Diário de Notícias - Dinheiro Vivo
Em 2024, os veículos elétricos Made in China já não vão ter incentivos em França
Desde o dia 1 de janeiro, os incentivos à aquisição de elétricos em França excluem modelos fabricados na China, onde a produção assenta na queima do carvão.
O governo francês decidiu alterar as regras e os valores de atribuição de incentivos para a aquisição de viaturas elétricas. As autoridades gaulesas definiram uma lista de veículos abrangidos pelos novos valores e exclui os automóveis elétricos fabricados na China, mesmo que sejam de marcas não chinesas.
Por partes: a lista de veículo elétricos elegíveis para receber subsídio abrange automóveis que custem até 47 mil euros, para os quais estão disponíveis apoios por viatura de 5000 euros (7000 euros para famílias de baixos rendimentos).

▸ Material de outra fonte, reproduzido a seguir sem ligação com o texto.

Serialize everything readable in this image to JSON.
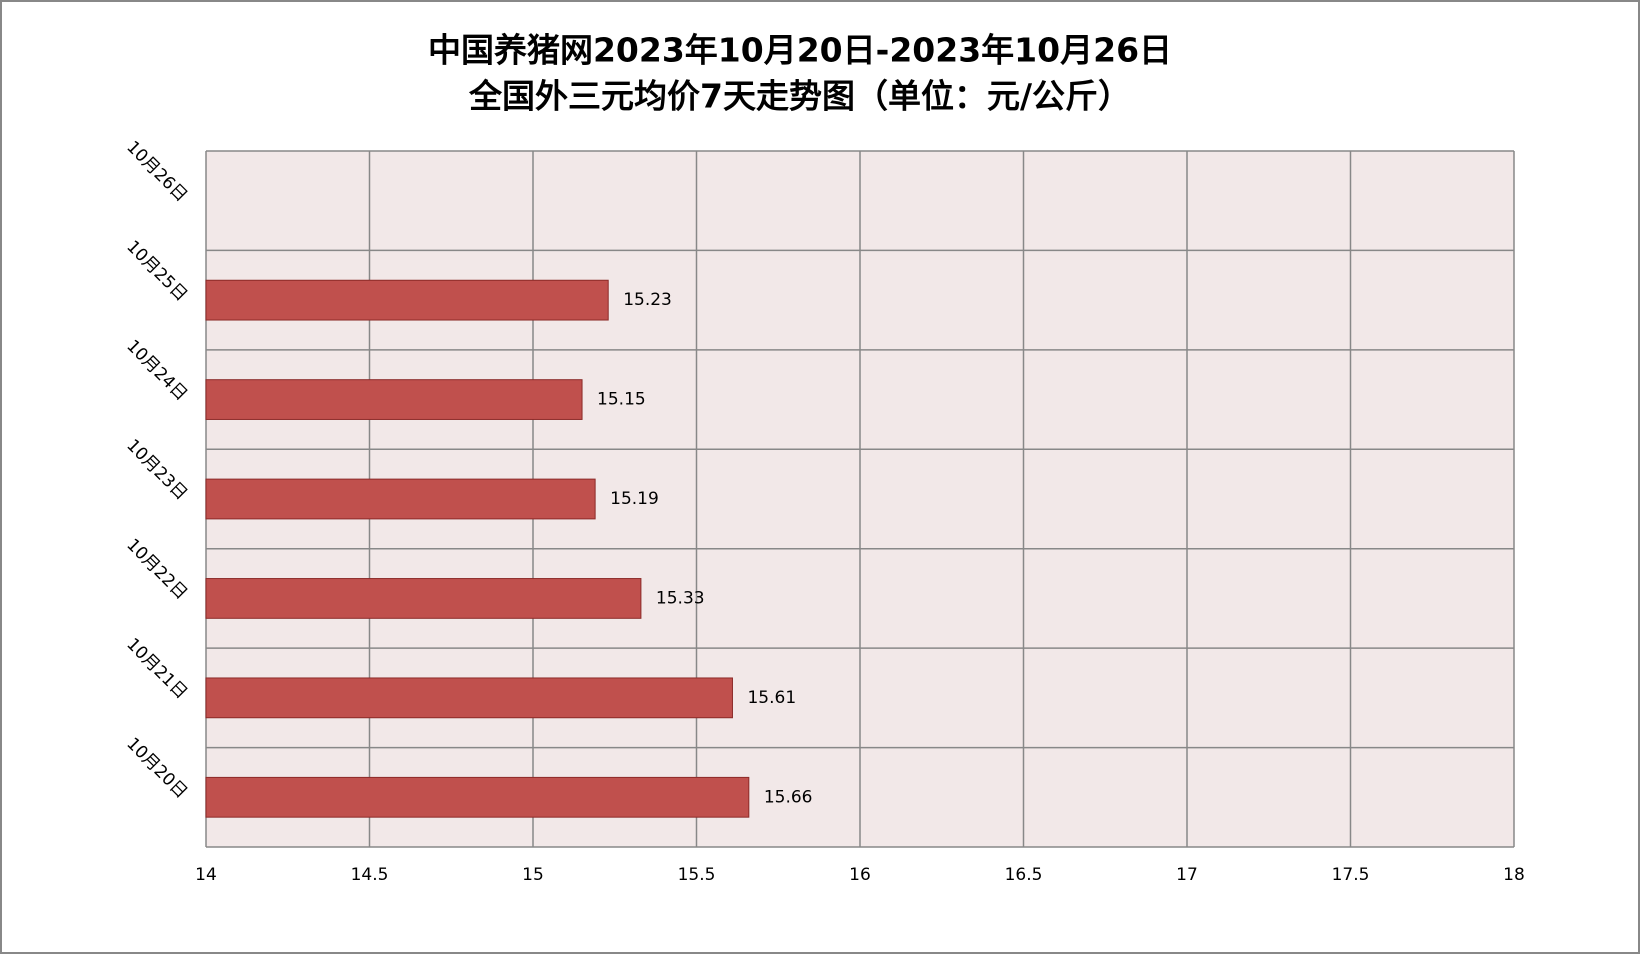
{
  "chart_data": {
    "type": "bar",
    "orientation": "horizontal",
    "title": [
      "中国养猪网2023年10月20日-2023年10月26日",
      "全国外三元均价7天走势图（单位：元/公斤）"
    ],
    "categories": [
      "10月20日",
      "10月21日",
      "10月22日",
      "10月23日",
      "10月24日",
      "10月25日",
      "10月26日"
    ],
    "values": [
      15.66,
      15.61,
      15.33,
      15.19,
      15.15,
      15.23,
      null
    ],
    "color": "#c0504d",
    "xlim": [
      14,
      18
    ],
    "xticks": [
      14,
      14.5,
      15,
      15.5,
      16,
      16.5,
      17,
      17.5,
      18
    ],
    "grid": true
  }
}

No total, 22 marcas de automóveis elétricos fazem parte da lista divulgada pelo Executivo, que inclui grandes fabricantes franceses como Citroën, Peugeot e Renault, mas também outras marcas europeias como BMW, Fiat, Mercedes-Benz, Smart, Volkswagen e Volvo.

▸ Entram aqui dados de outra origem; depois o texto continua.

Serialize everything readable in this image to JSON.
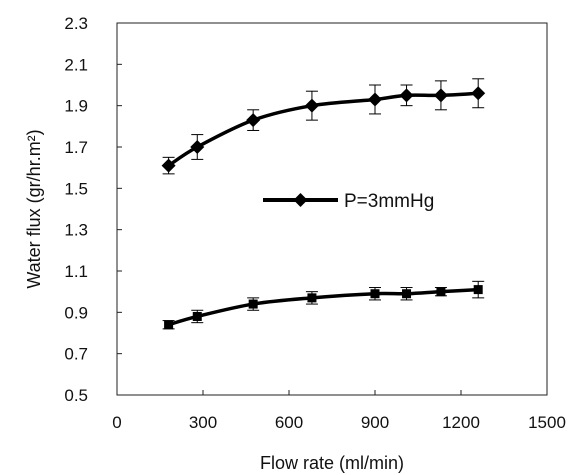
{
  "chart_data": {
    "type": "line",
    "xlabel": "Flow rate (ml/min)",
    "ylabel": "Water flux (gr/hr.m²)",
    "xlim": [
      0,
      1500
    ],
    "ylim": [
      0.5,
      2.3
    ],
    "x_ticks": [
      "0",
      "300",
      "600",
      "900",
      "1200",
      "1500"
    ],
    "y_ticks": [
      "0.5",
      "0.7",
      "0.9",
      "1.1",
      "1.3",
      "1.5",
      "1.7",
      "1.9",
      "2.1",
      "2.3"
    ],
    "grid": false,
    "legend_position": "center-right",
    "series": [
      {
        "name": "P=3mmHg",
        "marker": "diamond",
        "color": "#000000",
        "x": [
          180,
          280,
          475,
          680,
          900,
          1010,
          1130,
          1260
        ],
        "y": [
          1.61,
          1.7,
          1.83,
          1.9,
          1.93,
          1.95,
          1.95,
          1.96
        ],
        "error": [
          0.04,
          0.06,
          0.05,
          0.07,
          0.07,
          0.05,
          0.07,
          0.07
        ]
      },
      {
        "marker": "square",
        "color": "#000000",
        "x": [
          180,
          280,
          475,
          680,
          900,
          1010,
          1130,
          1260
        ],
        "y": [
          0.84,
          0.88,
          0.94,
          0.97,
          0.99,
          0.99,
          1.0,
          1.01
        ],
        "error": [
          0.02,
          0.03,
          0.03,
          0.03,
          0.03,
          0.03,
          0.02,
          0.04
        ]
      }
    ]
  }
}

Estão disponíveis até 78 modelos diferentes. Entre eles, o Q4 45 e-Tron da Audi, bem como o BMW iX1, BMW iX2 e o ë-C4 da Citroën.
A maioria dos modelos elétricos premium não são elegíveis porque estão acima do limite do preço de 47 mil euros (por exemplo, Audi Q8 e-tron, BMW iX3 ou Mercedes EQE). Juntos, esses modelos representam cerca de 26% dos modelos ou 5% das vendas em França, de acordo com a Transport & Environment.

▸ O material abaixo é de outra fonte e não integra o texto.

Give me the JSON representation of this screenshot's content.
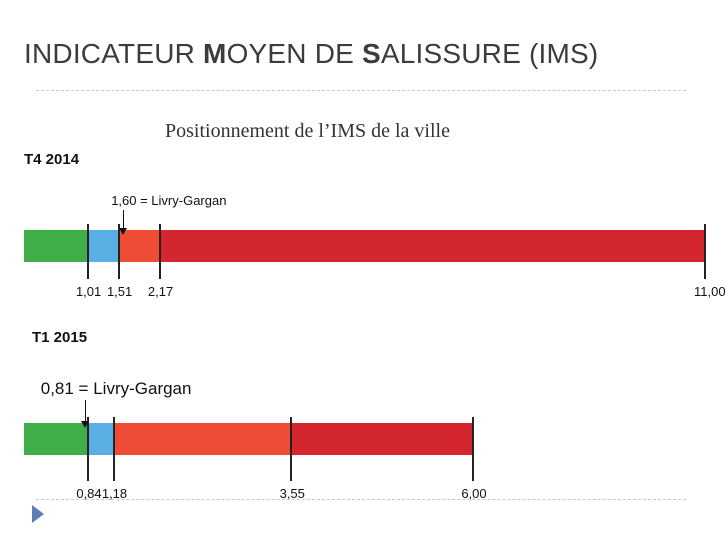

A razão também para que desta lista de elétricos possíveis de adquirir com a ajuda estatal não façam parte modelos Made in China diz respeito à pegada carbónica da produção. Mais especificamente: as regras que estabelecem quais os carros com direito a subsídios estatais para a sua compra excluem modelos produzidos onde a eletricidade é gerada e transportada através da queima de carvão. Logo, a China é visada.
“Não subsidiaremos mais veículos que emitem muito CO2” no seu ciclo de produção, garante o ministro das Finanças, Bruno Le Maire.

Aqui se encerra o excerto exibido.